The virtual teaching and learning experience
Tom Bennett is one of the founders of researchEd, a well-respected organisation with the aim of bridging the gap between educational research and practice. Tom is also an advisor on classroom behaviour and behaviour management strategies for the Department of Education, and the editor of the researchEd magazine. He is not a nameless keyboard warrior on Twitter. His tweets are nuanced and well thought-through. This tweet, therefore, made me think.
At the point I read this tweet I had spent the morning between Google Meets and creating resources for boys to complete at home. I was also looking ahead to an afternoon of filming PE videos whilst my girlfriend acted as camera lady to a progressively shorter-tempered ‘lead actor’ who was growing frustrated at his inability to flick a tennis ball into a wheelie bin with a hockey stick. I was confident that what Moulsford was doing was brilliant, the best alternative to being in school. I had bought into our philosophy and I was ready to defend it to the hilt.
In order to look at Tom’s suggestion I needed a sample size greater than n=1. I thought Moulsford was doing a great job, but maybe we were the exception to prove his rule. Luckily my girlfriend is also a teacher, I am a governor at a primary school and both my cousins are still at school. I had some research to do and some phone calls to make.
It would seem Tom had a point when I expanded my sample size. My girlfriend was using an online platform she had not been introduced to before lockdown. She was not familiar with it and was expected to instruct 6 year olds with a wide variety of ICT set-ups how to use it. The school where I am a governor had a wide spread of IT literacy and different set-ups to circumnavigate, while my 16 year old cousin was simply told that her last day at her secondary school had been and gone. No goodbyes. No exams.
To give greater context to Tom’s tweet, ‘Ed Tech’ debates on Twitter can get pretty heated. There are certainly a large number of those who fully sign up to the notion that it is the next big thing. It is easy to get drawn in by the idealistic view that ‘Ed Tech’ companies can portray through their videos and posts. They always seem to have excellent WiFi connection and crystal clear screens that demonstrate everything to be incredibly simple and intuitive. I have been in education for a mere six years and yet I have been around the block enough to know this certainly is not always the case.
Ultimately though I think our setup at Moulsford is brilliant. The biggest factor in this, though, is not the technology we have chosen to use. It is the time, energy and money that the school has put into the Google Classroom system outside of lockdown. We are able to rely on every boy to have an iPad, because the school provides it. We know that every boy is familiar with Google Classroom and the whole Google suite of applications because we use it in school already to complement our face-to-face teaching. These are assumptions that we are able to make as teachers and, as a result, we can devote our time to excellent resources and creative lesson content during lockdown.

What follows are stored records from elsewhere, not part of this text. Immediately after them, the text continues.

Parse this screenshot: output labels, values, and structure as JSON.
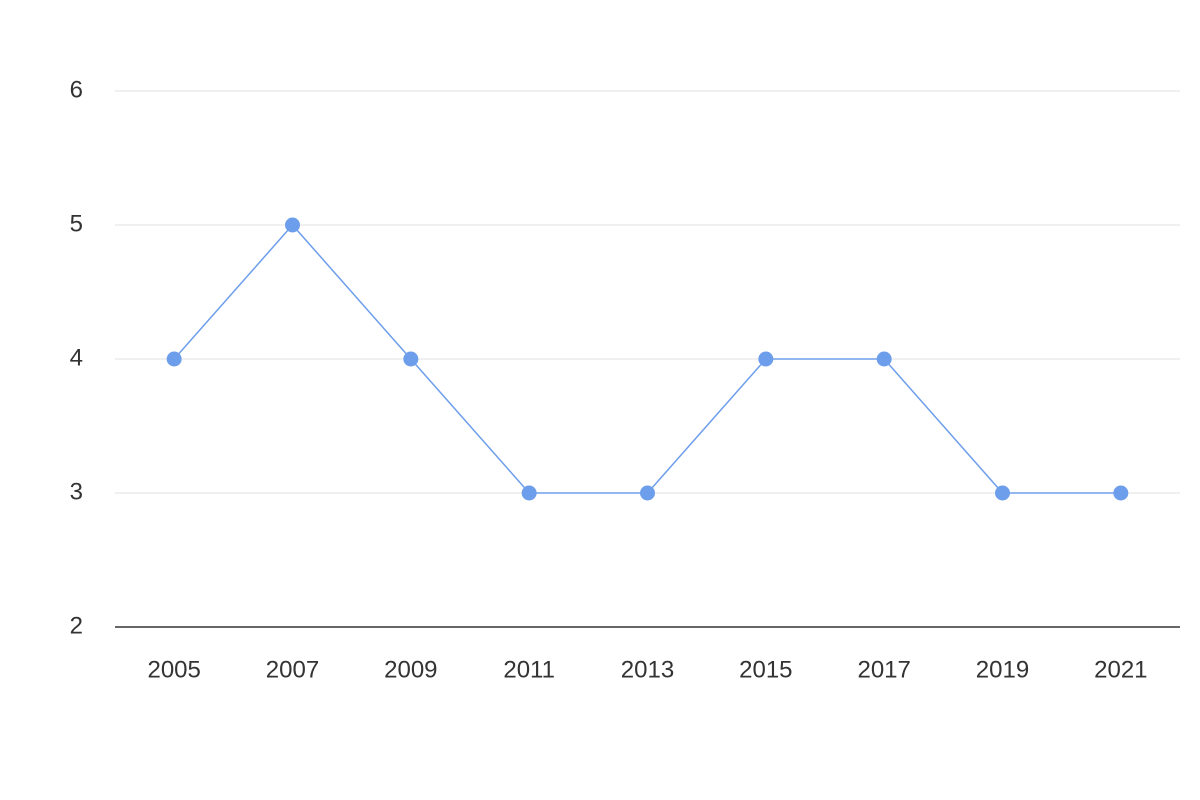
{
  "chart_data": {
    "type": "line",
    "categories": [
      "2005",
      "2007",
      "2009",
      "2011",
      "2013",
      "2015",
      "2017",
      "2019",
      "2021"
    ],
    "values": [
      4,
      5,
      4,
      3,
      3,
      4,
      4,
      3,
      3
    ],
    "color": "#6d9eeb",
    "ylim": [
      2,
      6
    ],
    "yticks": [
      2,
      3,
      4,
      5,
      6
    ],
    "grid": true
  }
}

So Tom, I think your tweet should read:
This crisis is the worst thing that could happen to those schools who have not embedded virtual learning into normal school life. Teachers are brilliant, and for those schools it is demonstrating that underprepared virtual learning bears no comparison to what their staff provide every day. Yet, for those schools who have embraced and evolved with virtual learning over a period of years this crisis has enabled them to fulfil it to it’s best potential and will lead to teachers who are even more confident and better able to use it to complement their excellent in-class teaching.
...but it would certainly be a struggle to condense that down to 280 characters.